How can I efficiently search json data in a mysql database?
I installed the extract_json udf from labs.mysql.com and played around with a test table with 2.750.000 entries.
CREATE TABLE `testdb`.`JSON_TEST_TABLE` (
`AUTO_ID` INT UNSIGNED NOT NULL AUTO_INCREMENT,
`OP_ID` INT NULL,
`JSON` LONGTEXT NULL,
PRIMARY KEY (`AUTO_ID`)) $$
An example JSON field would look like so:
{"ts": "2014-10-30 15:08:56 (9400.223725848107) ", "operation": "1846922"}
I found that putting json_extract into a select statement has virtually no performance impact.

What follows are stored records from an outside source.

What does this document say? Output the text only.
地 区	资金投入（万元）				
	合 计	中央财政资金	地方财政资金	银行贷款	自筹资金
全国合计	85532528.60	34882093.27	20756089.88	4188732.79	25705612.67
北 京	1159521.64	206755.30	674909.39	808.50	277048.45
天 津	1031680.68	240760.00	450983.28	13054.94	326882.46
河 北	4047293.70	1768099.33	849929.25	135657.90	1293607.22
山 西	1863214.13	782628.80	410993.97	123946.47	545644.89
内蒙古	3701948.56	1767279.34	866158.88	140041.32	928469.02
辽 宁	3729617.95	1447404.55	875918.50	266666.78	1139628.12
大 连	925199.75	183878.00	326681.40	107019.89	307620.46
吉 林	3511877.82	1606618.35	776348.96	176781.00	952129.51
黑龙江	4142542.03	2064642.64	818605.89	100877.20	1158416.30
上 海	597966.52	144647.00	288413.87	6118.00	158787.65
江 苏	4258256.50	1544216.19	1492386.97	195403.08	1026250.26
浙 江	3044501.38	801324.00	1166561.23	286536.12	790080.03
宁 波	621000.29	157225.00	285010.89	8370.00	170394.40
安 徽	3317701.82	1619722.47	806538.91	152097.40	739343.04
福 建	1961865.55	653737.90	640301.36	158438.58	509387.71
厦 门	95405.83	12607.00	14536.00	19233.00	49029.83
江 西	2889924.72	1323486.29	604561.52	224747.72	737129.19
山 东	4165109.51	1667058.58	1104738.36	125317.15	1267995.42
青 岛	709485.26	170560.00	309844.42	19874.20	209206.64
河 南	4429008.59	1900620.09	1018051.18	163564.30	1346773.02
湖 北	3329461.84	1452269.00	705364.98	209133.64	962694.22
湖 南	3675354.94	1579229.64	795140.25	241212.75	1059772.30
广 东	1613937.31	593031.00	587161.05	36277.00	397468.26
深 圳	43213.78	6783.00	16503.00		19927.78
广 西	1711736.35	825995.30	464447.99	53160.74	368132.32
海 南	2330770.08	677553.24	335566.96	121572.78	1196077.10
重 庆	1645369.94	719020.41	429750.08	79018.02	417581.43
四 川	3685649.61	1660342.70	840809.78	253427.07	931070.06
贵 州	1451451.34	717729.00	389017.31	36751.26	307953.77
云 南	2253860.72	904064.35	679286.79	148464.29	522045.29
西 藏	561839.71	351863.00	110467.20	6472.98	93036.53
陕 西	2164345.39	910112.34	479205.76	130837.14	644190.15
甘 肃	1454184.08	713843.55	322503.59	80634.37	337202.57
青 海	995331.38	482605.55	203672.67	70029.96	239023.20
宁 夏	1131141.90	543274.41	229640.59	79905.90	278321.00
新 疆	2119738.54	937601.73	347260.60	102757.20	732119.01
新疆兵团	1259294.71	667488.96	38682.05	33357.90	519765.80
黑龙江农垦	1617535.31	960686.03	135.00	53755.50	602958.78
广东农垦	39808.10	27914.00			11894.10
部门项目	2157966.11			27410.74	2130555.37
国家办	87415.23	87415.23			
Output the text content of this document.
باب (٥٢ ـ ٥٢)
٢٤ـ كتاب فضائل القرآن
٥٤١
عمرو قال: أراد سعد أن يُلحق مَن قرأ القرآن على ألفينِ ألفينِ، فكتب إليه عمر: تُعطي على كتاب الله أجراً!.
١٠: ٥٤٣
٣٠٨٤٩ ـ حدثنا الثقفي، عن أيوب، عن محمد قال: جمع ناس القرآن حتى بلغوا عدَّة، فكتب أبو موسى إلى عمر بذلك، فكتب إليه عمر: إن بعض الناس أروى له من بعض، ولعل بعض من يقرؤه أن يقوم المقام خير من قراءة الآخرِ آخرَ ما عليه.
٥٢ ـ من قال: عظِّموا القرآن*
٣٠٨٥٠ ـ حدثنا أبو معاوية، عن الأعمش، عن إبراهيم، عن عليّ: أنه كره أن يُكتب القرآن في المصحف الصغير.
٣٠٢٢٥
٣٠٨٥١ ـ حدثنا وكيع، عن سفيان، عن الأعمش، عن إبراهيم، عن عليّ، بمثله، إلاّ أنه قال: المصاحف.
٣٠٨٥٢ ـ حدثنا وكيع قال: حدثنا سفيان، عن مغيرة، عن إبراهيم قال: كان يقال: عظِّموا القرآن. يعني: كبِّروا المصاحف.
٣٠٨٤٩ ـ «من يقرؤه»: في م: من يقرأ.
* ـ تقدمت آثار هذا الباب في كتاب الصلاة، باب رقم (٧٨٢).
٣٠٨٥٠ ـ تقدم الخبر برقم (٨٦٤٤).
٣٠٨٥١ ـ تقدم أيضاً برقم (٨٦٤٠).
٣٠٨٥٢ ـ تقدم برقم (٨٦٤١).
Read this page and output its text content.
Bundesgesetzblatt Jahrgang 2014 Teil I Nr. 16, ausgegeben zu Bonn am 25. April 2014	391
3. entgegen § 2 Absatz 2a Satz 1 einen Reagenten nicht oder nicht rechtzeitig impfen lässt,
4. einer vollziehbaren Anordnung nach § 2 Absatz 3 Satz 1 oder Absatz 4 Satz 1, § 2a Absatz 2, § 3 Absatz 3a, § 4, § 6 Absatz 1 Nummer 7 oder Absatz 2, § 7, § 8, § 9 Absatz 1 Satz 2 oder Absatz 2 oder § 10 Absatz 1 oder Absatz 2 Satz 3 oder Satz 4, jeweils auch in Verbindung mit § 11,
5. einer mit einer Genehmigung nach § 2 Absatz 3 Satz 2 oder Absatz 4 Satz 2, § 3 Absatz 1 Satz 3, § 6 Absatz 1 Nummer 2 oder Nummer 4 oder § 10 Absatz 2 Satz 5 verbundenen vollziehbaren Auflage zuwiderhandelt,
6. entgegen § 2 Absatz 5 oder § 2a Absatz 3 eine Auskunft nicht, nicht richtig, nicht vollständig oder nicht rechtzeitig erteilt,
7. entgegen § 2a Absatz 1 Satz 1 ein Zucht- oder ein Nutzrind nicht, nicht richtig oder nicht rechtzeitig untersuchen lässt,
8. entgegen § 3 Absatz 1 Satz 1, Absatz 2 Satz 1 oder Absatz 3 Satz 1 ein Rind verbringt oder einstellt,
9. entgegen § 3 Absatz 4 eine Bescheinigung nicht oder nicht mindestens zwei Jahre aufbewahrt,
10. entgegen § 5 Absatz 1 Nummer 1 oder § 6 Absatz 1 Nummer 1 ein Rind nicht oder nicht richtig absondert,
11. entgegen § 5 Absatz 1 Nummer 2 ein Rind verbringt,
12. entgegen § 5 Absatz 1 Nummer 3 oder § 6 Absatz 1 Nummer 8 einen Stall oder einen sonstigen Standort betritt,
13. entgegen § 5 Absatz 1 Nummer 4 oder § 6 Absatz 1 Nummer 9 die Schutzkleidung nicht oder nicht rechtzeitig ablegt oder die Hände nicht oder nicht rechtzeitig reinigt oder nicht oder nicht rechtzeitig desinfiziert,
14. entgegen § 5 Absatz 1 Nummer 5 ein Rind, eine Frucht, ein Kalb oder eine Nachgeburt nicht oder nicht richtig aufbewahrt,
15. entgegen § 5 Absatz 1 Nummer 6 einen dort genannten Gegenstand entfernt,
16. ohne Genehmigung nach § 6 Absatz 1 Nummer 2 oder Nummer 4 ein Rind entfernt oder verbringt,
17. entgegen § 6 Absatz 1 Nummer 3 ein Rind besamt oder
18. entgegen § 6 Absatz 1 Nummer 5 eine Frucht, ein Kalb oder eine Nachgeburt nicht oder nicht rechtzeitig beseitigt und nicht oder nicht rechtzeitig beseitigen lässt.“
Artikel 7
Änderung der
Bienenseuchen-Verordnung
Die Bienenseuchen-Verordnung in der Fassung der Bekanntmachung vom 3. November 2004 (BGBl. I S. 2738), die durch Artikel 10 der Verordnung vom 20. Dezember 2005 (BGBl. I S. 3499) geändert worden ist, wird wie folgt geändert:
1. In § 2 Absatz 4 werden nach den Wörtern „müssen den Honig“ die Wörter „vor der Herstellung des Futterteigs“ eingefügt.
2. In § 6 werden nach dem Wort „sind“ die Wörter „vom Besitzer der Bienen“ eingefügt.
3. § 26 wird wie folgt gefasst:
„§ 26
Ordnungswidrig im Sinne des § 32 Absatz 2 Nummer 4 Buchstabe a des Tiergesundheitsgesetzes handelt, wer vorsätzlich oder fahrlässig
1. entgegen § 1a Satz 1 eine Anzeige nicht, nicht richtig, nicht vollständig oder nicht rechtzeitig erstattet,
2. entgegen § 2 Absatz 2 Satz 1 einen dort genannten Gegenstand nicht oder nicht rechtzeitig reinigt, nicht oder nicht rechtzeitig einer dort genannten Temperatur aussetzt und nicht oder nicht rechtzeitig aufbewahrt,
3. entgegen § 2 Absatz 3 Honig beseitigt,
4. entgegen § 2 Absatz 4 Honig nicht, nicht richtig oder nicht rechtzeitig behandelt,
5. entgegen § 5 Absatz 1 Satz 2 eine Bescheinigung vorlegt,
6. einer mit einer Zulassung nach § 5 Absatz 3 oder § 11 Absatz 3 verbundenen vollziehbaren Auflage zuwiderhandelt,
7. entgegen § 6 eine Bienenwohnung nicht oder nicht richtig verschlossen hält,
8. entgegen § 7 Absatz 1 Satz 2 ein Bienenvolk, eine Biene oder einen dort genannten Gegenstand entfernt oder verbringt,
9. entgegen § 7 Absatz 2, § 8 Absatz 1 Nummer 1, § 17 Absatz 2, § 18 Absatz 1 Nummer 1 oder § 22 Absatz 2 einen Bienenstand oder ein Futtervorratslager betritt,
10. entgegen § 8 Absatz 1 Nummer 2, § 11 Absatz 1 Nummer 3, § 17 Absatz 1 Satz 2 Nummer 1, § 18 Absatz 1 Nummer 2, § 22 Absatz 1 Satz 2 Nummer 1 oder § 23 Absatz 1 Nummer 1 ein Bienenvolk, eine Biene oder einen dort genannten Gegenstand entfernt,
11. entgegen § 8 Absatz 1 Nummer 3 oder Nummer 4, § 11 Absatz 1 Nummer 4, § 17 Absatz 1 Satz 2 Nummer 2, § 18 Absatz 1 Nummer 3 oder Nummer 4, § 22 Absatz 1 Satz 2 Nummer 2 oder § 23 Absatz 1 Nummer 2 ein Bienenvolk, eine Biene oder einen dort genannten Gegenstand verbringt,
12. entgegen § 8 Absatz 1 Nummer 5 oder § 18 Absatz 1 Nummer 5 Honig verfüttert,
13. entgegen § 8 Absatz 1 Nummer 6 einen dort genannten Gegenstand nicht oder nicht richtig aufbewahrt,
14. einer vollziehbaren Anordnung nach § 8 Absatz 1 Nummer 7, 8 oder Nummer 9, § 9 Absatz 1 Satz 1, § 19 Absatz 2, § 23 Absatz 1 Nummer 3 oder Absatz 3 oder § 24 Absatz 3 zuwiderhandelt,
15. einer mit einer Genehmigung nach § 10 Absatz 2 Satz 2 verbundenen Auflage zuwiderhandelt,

I.e. the following selects (almost) have the same performance:
SELECT * FROM JSON_TEST_TABLE where OP_ID=2000000 LIMIT 10;
SELECT OP_ID, json_extract(JSON, "ts") ts, json_extract(JSON, "operation") operation FROM JSON_TEST_TABLE where OP_ID=2000000 LIMIT 10;
However, as soon as I put a json_extract expression into the where clause the execution time increases by a factor of 10 or more (I went from 2,5 to 30 secs):
SELECT OP_ID, json_extract(JSON, "ts") ts, json_extract(JSON, "operation") operation FROM JSON_TEST_TABLE where json_extract(JSON, "operation")=2000000 LIMIT 10;
At this point I am thinking that I need to extract all info that I want to search into separate columns at insert time, and that if I really have to search in the json data I need to first narrow down the number of rows to be searched by other criteria, but I would like to make sure that I am not missing anything obvious. E.g. can I somehow index the json fields? Or is my select statement inefficiently written?